Dass der Kläger selbst „am Anfang noch ein wenig unsicher“ gewesen ist, belegt ebenfalls kein Mitverschulden. Denn er hat unstreitig keinen einzigen Hinweis auf ein Risiko im Zusammenhang mit der Anlage von der Beklagten erhalten. Dass der Kläger die Risiken selbst erkannt und sich darüber weggesetzt hätte, ergibt sich aus den festgestellten Umständen nämlich gerade nicht.

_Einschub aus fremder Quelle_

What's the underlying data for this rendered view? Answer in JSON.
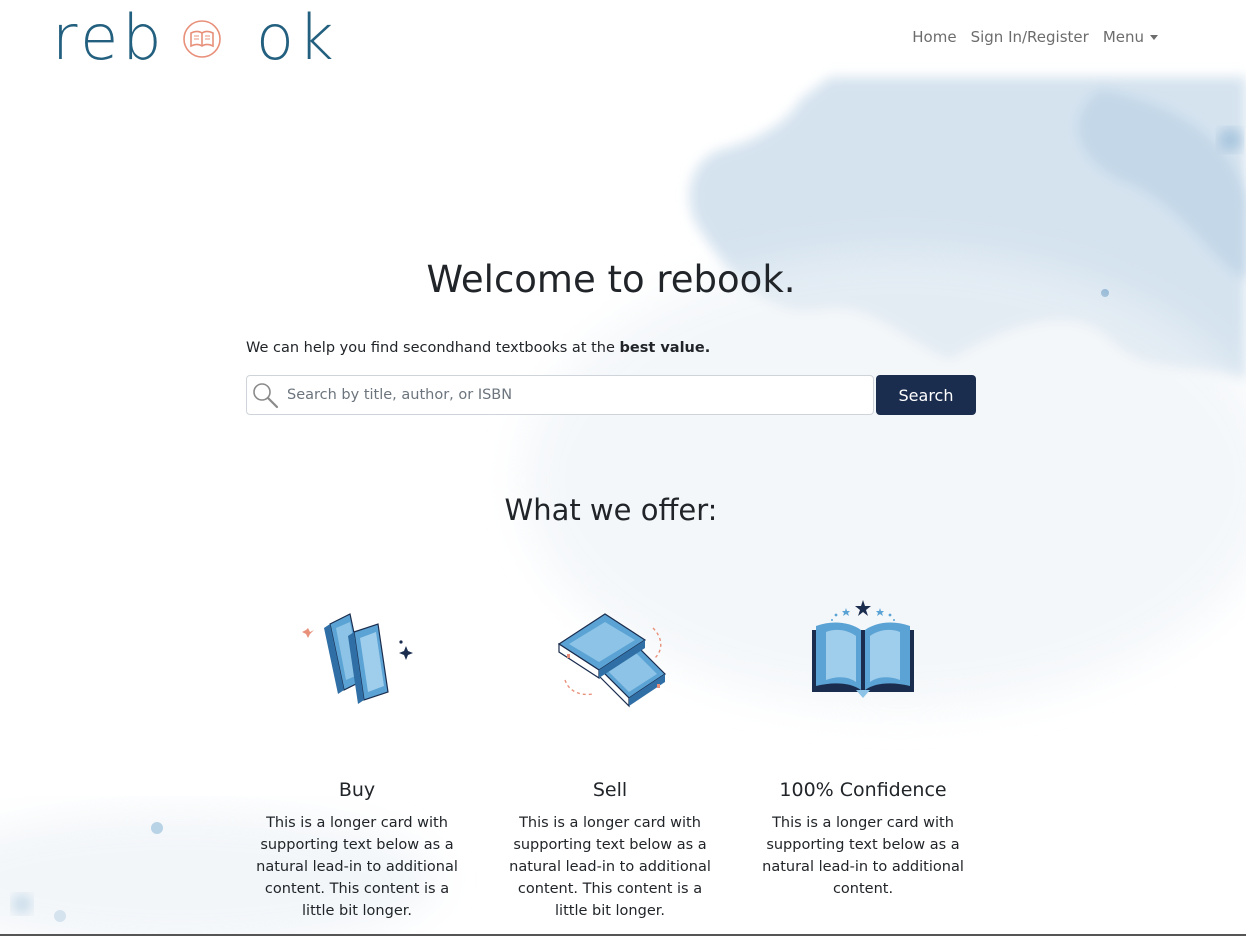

g) Dem Kläger ist auch durch das Beratungsverschulden der Beklagten ein Schaden entstanden. Er besteht in der für ihn nachteiligen (weil risikoreichen) Vermögensanlage bei Rechtsanwalt S, in die er nach seinem Vortrag 210.000 € eingezahlt hat. Davon hat er Einzahlungen in Höhe von zumindest 170.000 € in diesem Rechtsstreit belegt, so dass - ohne dass die Schadenshöhe hier konkret festgestellt werden müsste - jedenfalls irgendein Schaden übrigbleiben wird.

III.

Die nachgelassenen Schriftsätze der Parteien geben der Kammer nach pflichtgemäßem Ermessen keinen Anlass, erneut in die mündliche Verhandlung einzutreten. Soweit die Beklagte darüber hinaus nicht nachgelassen neue Tatsachen vorträgt, können diese nicht bei der Entscheidung berücksichtigt werden; sie ist mit ihnen gem. § 296a ZPO ausgeschlossen, weil auch insoweit eine Wiedereröffnung der mündlichen Verhandlung weder nach pflichtgemäßem Ermessen gemäß § 156 Abs. 1 noch nach Abs. 2 ZPO geboten ist.

IV.

Die Kostenentscheidung folgt aus § 91 Abs. 1 ZPO.

Die Entscheidung über die vorläufige Vollstreckbarkeit ergeht aufgrund des § 709 Satz 1 und 2 ZPO.